The cinematography by Mun Yong-gun is where the "Contemporary Cinema" of it all really hits. We aren't talking about the elegant, invisible stitches of 1917 or Birdman. This is digital-era chaos. The camera swoops, dives, and glides in ways that are physically impossible for a human operator. It feels like a drone on a bender. One moment you're inside a van during a shootout, and the next, the camera has phased through the windshield to circle a motorcycle chase before diving under a moving train.
The laws of physics aren’t just broken here; they’re filed for divorce and given a restraining order. There’s a sequence involving a mid-air fight while falling from a plane that is so blatantly CGI-heavy it looks like a high-end PlayStation 5 cutscene. In an era where we often praise "practical stunts" (the Top Gun: Maverick effect), Carter goes the opposite direction. It embraces the digital "Volume" and green-screen madness to create something that feels entirely untethered from reality.
A Sensory Assault on the Streaming Dial
The pacing is relentless. Usually, I complain about movies being too slow, but Carter is so fast it’s almost stationary. Because the camera never stops moving, the action eventually loses its impact. When everything is "cranked to eleven," eleven becomes the new zero. Joo Won puts in an incredible physical performance, essentially acting as a human stunt-dummy for two hours straight, but the script gives him almost nothing to do other than look intensely at things.
We also get some "Global Cinema" casting that feels very much like a Netflix mandate. Camilla Belle (10,000 BC) and Mike Colter (Luke Cage) show up as CIA agents, but their dialogue feels like it was translated through three different languages and then shouted through a megaphone. It adds to the surreal, disjointed quality of the film. It’s the kind of movie that makes you miss the relative groundedness of a Lee Sung-jae performance, who plays a North Korean official with at least a shred of gravity.
The real star, or villain depending on your tolerance for motion sickness, is the editing. Even though it’s presented as a continuous shot, you can spot the digital "wipes"—a back passing the camera, a puff of smoke, a quick whip-pan. It’s impressive tech, but I found myself wondering if the movie would have been twice as good if they’d just used a tripod for five minutes.

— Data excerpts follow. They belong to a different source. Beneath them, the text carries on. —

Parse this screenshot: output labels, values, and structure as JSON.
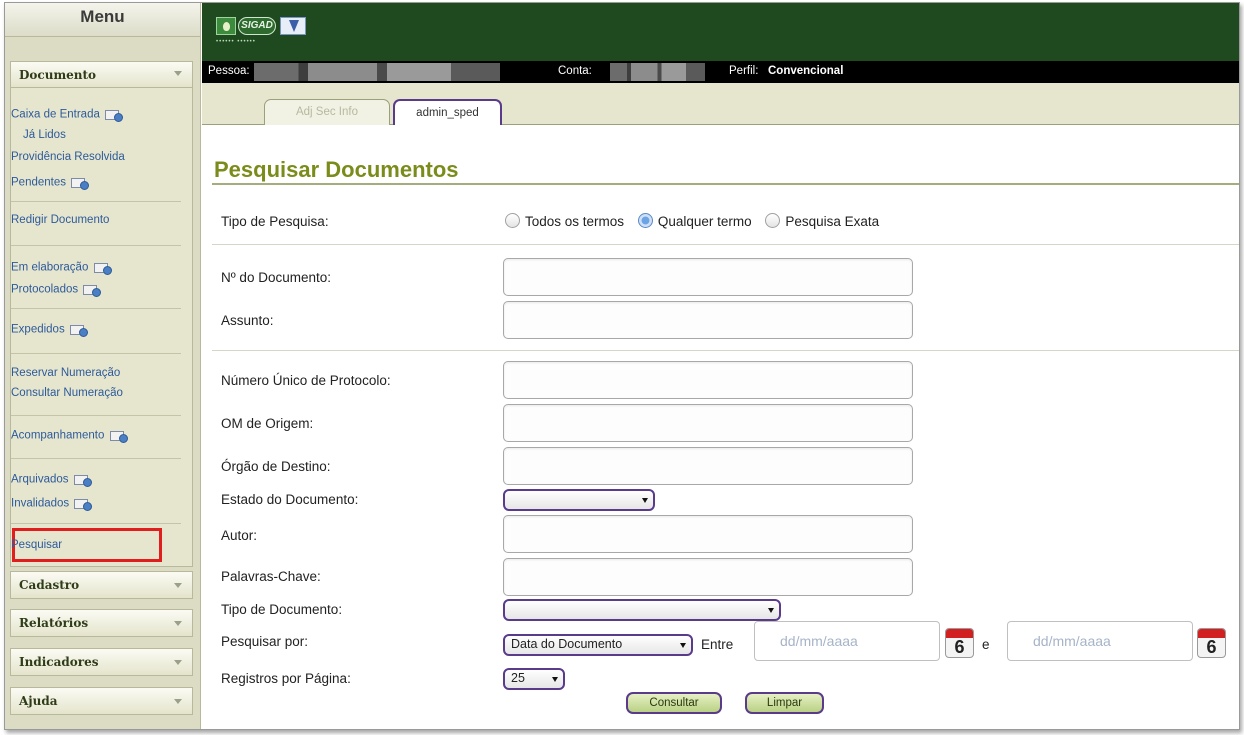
{
  "sidebar": {
    "title": "Menu",
    "documento": {
      "header": "Documento",
      "items": [
        {
          "label": "Caixa de Entrada",
          "icon": "mail-icon"
        },
        {
          "label": "Já Lidos"
        },
        {
          "label": "Providência Resolvida"
        },
        {
          "label": "Pendentes",
          "icon": "mail-icon"
        },
        {
          "label": "Redigir Documento"
        },
        {
          "label": "Em elaboração",
          "icon": "mail-icon"
        },
        {
          "label": "Protocolados",
          "icon": "mail-icon"
        },
        {
          "label": "Expedidos",
          "icon": "mail-icon"
        },
        {
          "label": "Reservar Numeração"
        },
        {
          "label": "Consultar Numeração"
        },
        {
          "label": "Acompanhamento",
          "icon": "mail-icon"
        },
        {
          "label": "Arquivados",
          "icon": "mail-icon"
        },
        {
          "label": "Invalidados",
          "icon": "mail-icon"
        },
        {
          "label": "Pesquisar",
          "highlighted": true
        }
      ]
    },
    "sections": [
      {
        "label": "Cadastro"
      },
      {
        "label": "Relatórios"
      },
      {
        "label": "Indicadores"
      },
      {
        "label": "Ajuda"
      }
    ]
  },
  "header": {
    "logo_text": "SIGAD"
  },
  "userbar": {
    "pessoa_label": "Pessoa:",
    "conta_label": "Conta:",
    "perfil_label": "Perfil:",
    "perfil_value": "Convencional"
  },
  "tabs": [
    {
      "label": "Adj Sec Info",
      "active": false
    },
    {
      "label": "admin_sped",
      "active": true
    }
  ],
  "page": {
    "title": "Pesquisar Documentos"
  },
  "form": {
    "tipo_pesquisa": {
      "label": "Tipo de Pesquisa:",
      "options": [
        "Todos os termos",
        "Qualquer termo",
        "Pesquisa Exata"
      ],
      "selected": "Qualquer termo"
    },
    "numero_documento": {
      "label": "Nº do Documento:",
      "value": ""
    },
    "assunto": {
      "label": "Assunto:",
      "value": ""
    },
    "numero_protocolo": {
      "label": "Número Único de Protocolo:",
      "value": ""
    },
    "om_origem": {
      "label": "OM de Origem:",
      "value": ""
    },
    "orgao_destino": {
      "label": "Órgão de Destino:",
      "value": ""
    },
    "estado_documento": {
      "label": "Estado do Documento:",
      "selected": ""
    },
    "autor": {
      "label": "Autor:",
      "value": ""
    },
    "palavras_chave": {
      "label": "Palavras-Chave:",
      "value": ""
    },
    "tipo_documento": {
      "label": "Tipo de Documento:",
      "selected": ""
    },
    "pesquisar_por": {
      "label": "Pesquisar por:",
      "selected": "Data do Documento",
      "entre_label": "Entre",
      "e_label": "e",
      "date_from_placeholder": "dd/mm/aaaa",
      "date_to_placeholder": "dd/mm/aaaa",
      "calendar_day": "6"
    },
    "registros_por_pagina": {
      "label": "Registros por Página:",
      "selected": "25"
    },
    "consultar_label": "Consultar",
    "limpar_label": "Limpar"
  },
  "colors": {
    "header_bg": "#1f4a1f",
    "title_color": "#7b8c1a",
    "link_color": "#2d5a9a",
    "highlight_border": "#e01e1e",
    "control_border": "#5a3a8a"
  }
}
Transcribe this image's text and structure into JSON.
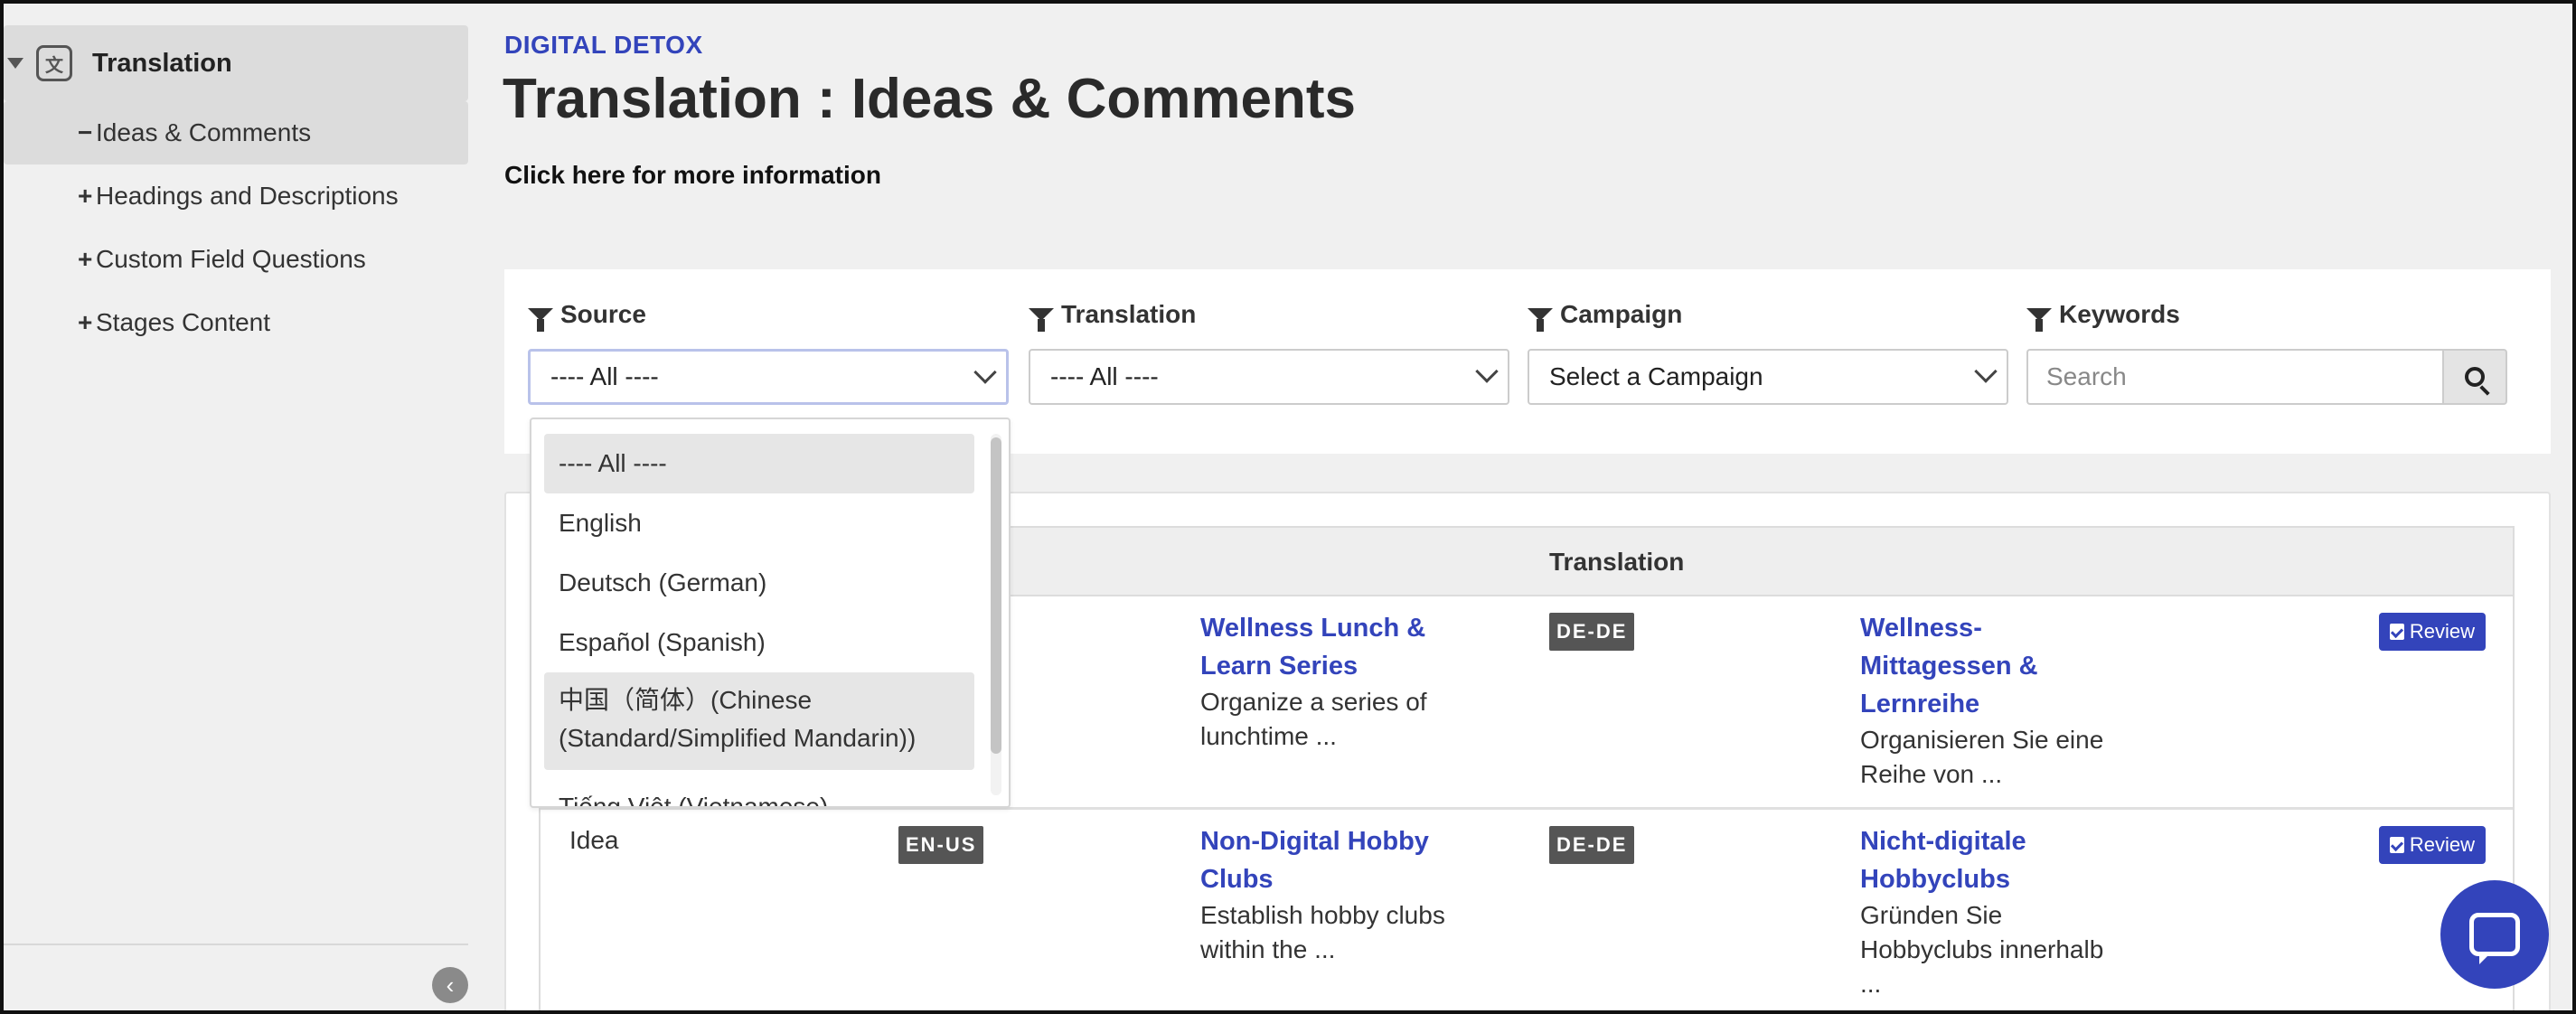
{
  "sidebar": {
    "root_label": "Translation",
    "items": [
      {
        "sign": "−",
        "label": "Ideas & Comments"
      },
      {
        "sign": "+",
        "label": "Headings and Descriptions"
      },
      {
        "sign": "+",
        "label": "Custom Field Questions"
      },
      {
        "sign": "+",
        "label": "Stages Content"
      }
    ],
    "collapse_icon": "‹"
  },
  "header": {
    "breadcrumb": "DIGITAL DETOX",
    "title": "Translation : Ideas & Comments",
    "more_info": "Click here for more information"
  },
  "filters": {
    "source": {
      "label": "Source",
      "value": "---- All ----"
    },
    "translation": {
      "label": "Translation",
      "value": "---- All ----"
    },
    "campaign": {
      "label": "Campaign",
      "value": "Select a Campaign"
    },
    "keywords": {
      "label": "Keywords",
      "placeholder": "Search"
    }
  },
  "dropdown": {
    "options": [
      "---- All ----",
      "English",
      "Deutsch (German)",
      "Español (Spanish)",
      "中国（简体）(Chinese",
      "(Standard/Simplified Mandarin))",
      "Tiếng Việt (Vietnamese)"
    ]
  },
  "table": {
    "header_translation": "Translation",
    "rows": [
      {
        "type": "",
        "source_lang": "",
        "source_title_1": "Wellness Lunch &",
        "source_title_2": "Learn Series",
        "source_desc_1": "Organize a series of",
        "source_desc_2": "lunchtime ...",
        "target_lang": "DE-DE",
        "target_title_1": "Wellness-",
        "target_title_2": "Mittagessen &",
        "target_title_3": "Lernreihe",
        "target_desc_1": "Organisieren Sie eine",
        "target_desc_2": "Reihe von ...",
        "review": "Review"
      },
      {
        "type": "Idea",
        "source_lang": "EN-US",
        "source_title_1": "Non-Digital Hobby",
        "source_title_2": "Clubs",
        "source_desc_1": "Establish hobby clubs",
        "source_desc_2": "within the ...",
        "target_lang": "DE-DE",
        "target_title_1": "Nicht-digitale",
        "target_title_2": "Hobbyclubs",
        "target_desc_1": "Gründen Sie",
        "target_desc_2": "Hobbyclubs innerhalb",
        "target_desc_3": "...",
        "review": "Review"
      }
    ]
  },
  "colors": {
    "accent": "#3344bb",
    "badge": "#555555",
    "highlight": "#e6e6e6"
  }
}
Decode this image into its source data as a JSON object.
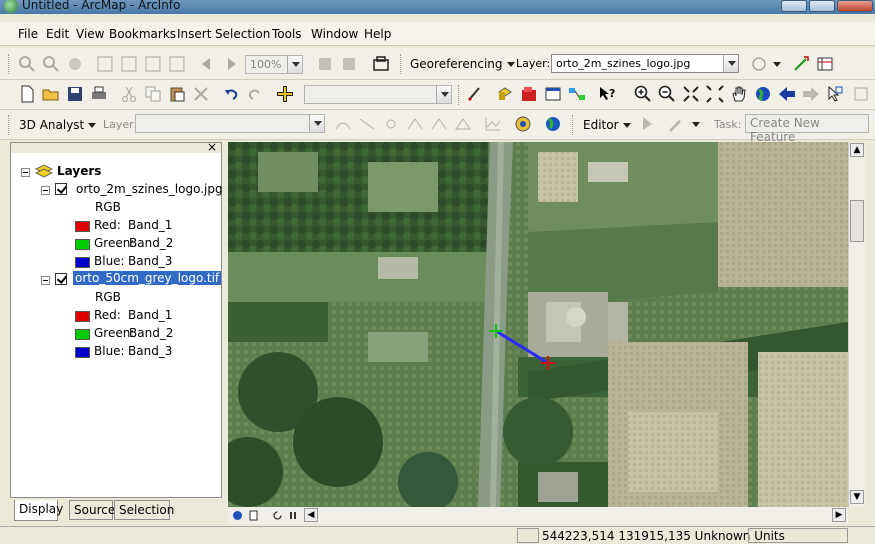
{
  "window": {
    "title": "Untitled - ArcMap - ArcInfo"
  },
  "menu": [
    "File",
    "Edit",
    "View",
    "Bookmarks",
    "Insert",
    "Selection",
    "Tools",
    "Window",
    "Help"
  ],
  "georef_toolbar": {
    "zoom": "100%",
    "georeferencing_label": "Georeferencing",
    "layer_label": "Layer:",
    "layer_value": "orto_2m_szines_logo.jpg"
  },
  "analyst_toolbar": {
    "analyst_label": "3D Analyst",
    "layer_label": "Layer:",
    "editor_label": "Editor",
    "task_label": "Task:",
    "task_value": "Create New Feature"
  },
  "toc": {
    "root": "Layers",
    "layers": [
      {
        "name": "orto_2m_szines_logo.jpg",
        "rgb": "RGB",
        "bands": [
          {
            "channel": "Red:",
            "band": "Band_1",
            "color": "#e00000"
          },
          {
            "channel": "Green:",
            "band": "Band_2",
            "color": "#00cc00"
          },
          {
            "channel": "Blue:",
            "band": "Band_3",
            "color": "#0000cc"
          }
        ]
      },
      {
        "name": "orto_50cm_grey_logo.tif",
        "rgb": "RGB",
        "bands": [
          {
            "channel": "Red:",
            "band": "Band_1",
            "color": "#e00000"
          },
          {
            "channel": "Green:",
            "band": "Band_2",
            "color": "#00cc00"
          },
          {
            "channel": "Blue:",
            "band": "Band_3",
            "color": "#0000cc"
          }
        ]
      }
    ],
    "tabs": [
      "Display",
      "Source",
      "Selection"
    ]
  },
  "status": {
    "coords": "544223,514  131915,135 Unknown Units"
  }
}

The Weirdness of the Digital Vault
Why has Carter already started to fade into the "obscure" category despite having the full weight of Netflix marketing behind it in 2022? I suspect it's because it’s a "vibe" movie that people struggle to finish. It’s a technical showcase that lacks a soul. It’s the cinematic equivalent of a heavy metal drummer doing a twenty-minute solo: you’re impressed by the stamina, but you kind of want the song to start.
However, for those of us who track the evolution of action choreography, it’s an essential watch. There are ideas here—specifically a bathhouse fight involving about a hundred naked gangsters and a lot of cleavers—that are genuinely creative. It’s pure, unadulterated maximalism. In an age of franchise fatigue and "safe" IP decisions, I have to give some credit to a film that is this committed to being absolutely batshit insane.
Carter is a movie that I respect more than I actually like. It’s a relentless, dizzying experiment in what digital cinematography can do when the leash is taken off. If you’re looking for a coherent story or character arcs, look elsewhere—maybe revisit a classic like The Man from Nowhere. But if you want to see a man fight a horde of enemies while hanging off a bridge by his ankles, and you have a high tolerance for GoPro-style nausea, this is a curiosity that deserves a spot in your "Watched" list. Just maybe take an aspirin before the second act kicks in.